Overloading System¶
Felix provides two forms of overloading: ad-hoc overloading is similar to C++, whereas type class based overloading is a two stage process where functions are first bound as if parametrically polymorphic, and then the best instance is selected by a similar algorithm.
Unification¶
The primary stage of overload resolution works by examining the set of functions with the required name which are visible at the point of call. Felix uses a technical variant of the unification algorithm which first calculates if the argument type is a specialisation of the parameter, if so, retaining the most general unifier (MGU).
Specialisation is the same as unification except that the type variables of the parameter must be disjoint from those in the argument, which is ensured by alpha-conversion is necessary. The parameter’s type variables form the dependent set, and those of the argument the independent set. The MGU must contain assignments to each of the variables of the dependent set. A specialisation of the function is then calculated by replacing the dependent type variables with the value assigned to them.

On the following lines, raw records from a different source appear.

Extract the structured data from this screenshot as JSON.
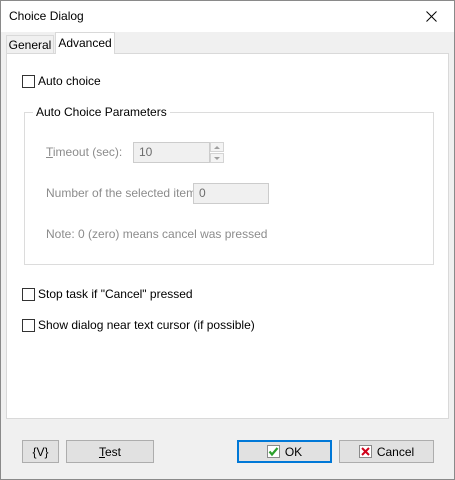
{
  "window": {
    "title": "Choice Dialog"
  },
  "tabs": [
    {
      "label": "General",
      "selected": false
    },
    {
      "label": "Advanced",
      "selected": true
    }
  ],
  "advanced": {
    "auto_choice_label": "Auto choice",
    "auto_choice_checked": false,
    "group_title": "Auto Choice Parameters",
    "timeout_label": "Timeout (sec):",
    "timeout_value": "10",
    "item_label": "Number of the selected item:",
    "item_value": "0",
    "note": "Note: 0 (zero) means cancel was pressed",
    "stop_task_label": "Stop task if \"Cancel\" pressed",
    "stop_task_checked": false,
    "show_near_cursor_label": "Show dialog near text cursor (if possible)",
    "show_near_cursor_checked": false
  },
  "buttons": {
    "variables": "{V}",
    "test": "Test",
    "ok": "OK",
    "cancel": "Cancel"
  },
  "colors": {
    "ok_check": "#2ca02c",
    "cancel_x": "#d0021b",
    "focus_border": "#0078d7"
  }
}
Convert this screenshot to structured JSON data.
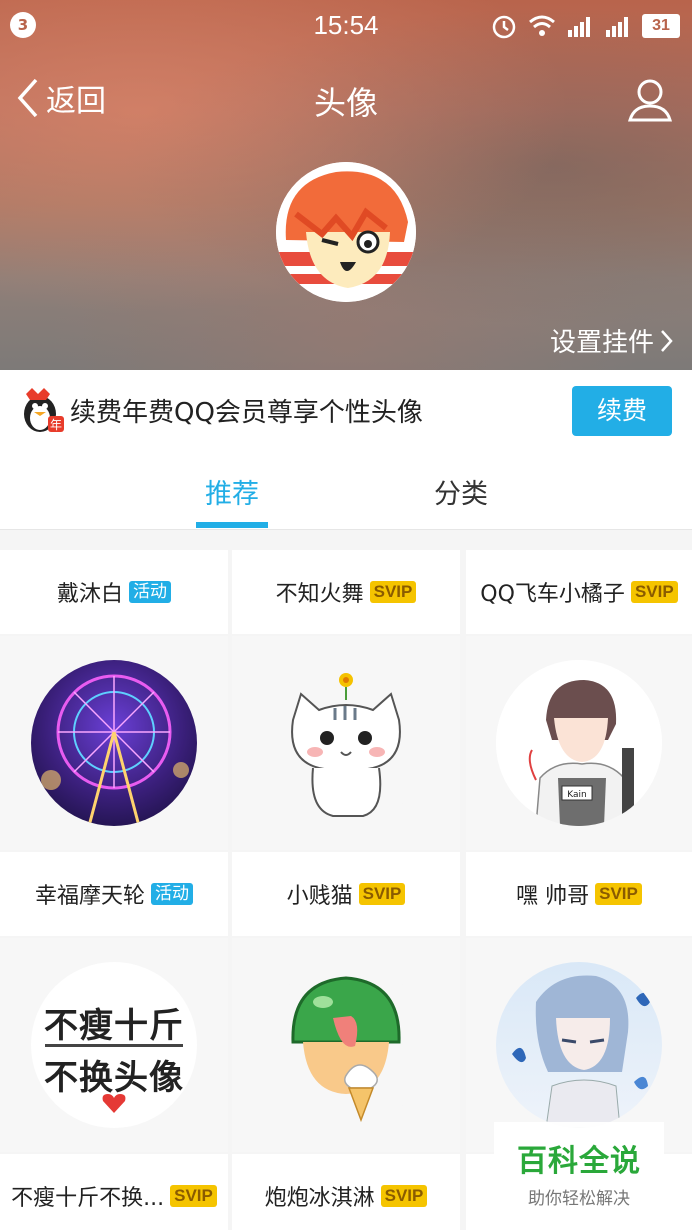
{
  "status": {
    "notification_count": "3",
    "time": "15:54",
    "battery": "31"
  },
  "nav": {
    "back_label": "返回",
    "title": "头像"
  },
  "pendant_link": "设置挂件",
  "banner": {
    "text": "续费年费QQ会员尊享个性头像",
    "button": "续费"
  },
  "tabs": [
    {
      "label": "推荐"
    },
    {
      "label": "分类"
    }
  ],
  "grid": {
    "row1": [
      {
        "name": "戴沐白",
        "tag": "活动"
      },
      {
        "name": "不知火舞",
        "tag": "SVIP"
      },
      {
        "name": "QQ飞车小橘子",
        "tag": "SVIP"
      }
    ],
    "row2": [
      {
        "name": "幸福摩天轮",
        "tag": "活动"
      },
      {
        "name": "小贱猫",
        "tag": "SVIP"
      },
      {
        "name": "嘿 帅哥",
        "tag": "SVIP"
      }
    ],
    "row3": [
      {
        "name": "不瘦十斤不换...",
        "tag": "SVIP"
      },
      {
        "name": "炮炮冰淇淋",
        "tag": "SVIP"
      },
      {
        "name": "",
        "tag": ""
      }
    ],
    "image_texts": {
      "slim_line1": "不瘦十斤",
      "slim_line2": "不换头像",
      "boy_badge": "Kain"
    }
  },
  "watermark": {
    "main": "百科全说",
    "sub": "助你轻松解决"
  },
  "colors": {
    "accent": "#22aee6",
    "svip": "#f5c400"
  }
}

If, from the set of available function signatures, there is more than one match, then the algorithm tries to find the most specialised. It does this by removing from the set any signature less specialised than some other.
If there are two or more signatures left at the end of this phase, two further steps are followed to resolve the ambiguity.
First, if the function is a higher order function (HOF) called with several arguments, the next argument is considered: functions which do not have a second argument are discarded and those for which there is a non-matching second argument are also rejected, of those that remain, we repeat the primary unification step. In practice, this is done simultaneously.
Constraints¶
Next, of the remaining functions, constraints are applied to reduce the set of candidates further. At this point if two or more functions remain the call is deemed ambiguous. If there is exactly one remaining function that is the selected function.
Outer scopes¶
Finally if there are now available functions, the overload resolution fails, however this is not the end of the story. Felix has several ways to continue. The primary recovery mechanism is to consider functions in the next outermost scope. The overload resolution process is repeated until we either find as match, find an ambiguity, or run out of scopes by reaching the top level scope. Note that this is different to C++ in that functions are visible from outer scope without the need to inject them.
If we run out of scopes, the lookup machinery has a number of specialised ways to try again which are beyond the scope of this description to elaborate, however one is to prefix _ctor_ to the name of the function and try again. This means if you apply a type to a value, the primary overload fails (because a type with that name is found, instead of a function so the set of candidates is empty). The effect of this rule is to search again for conversion functions named as ctor in the user code.
Another method for a retry is to consider the parameter names, if the function is called with a record. Felix also supports default arguments.
Type Class virtual instantiation¶
Type class virtual functions are instantiated purely with unification, the tricks, constraints, and multi-level scoping considerations do not apply here: it is a purely a matter of specialisation.
Subtyping¶
When the unification engine allows an argument with a type which is a subtype of the parameter, the mismatch is detected by the lookup machinery and a coercion is inserted for each of the functions in the overload resolution candidate set. Because this is done first, an exact match and a match obtained by subtyping are considered equal matches and this results in an ambiguity. Unlike C++, at this time Felix has no way to weight matches based on “how much subtyping” is done although the resolution would be precisely the same as the primary method for selecting the “most specialised” for structural types, there is no clear way to do this for nominal types, however.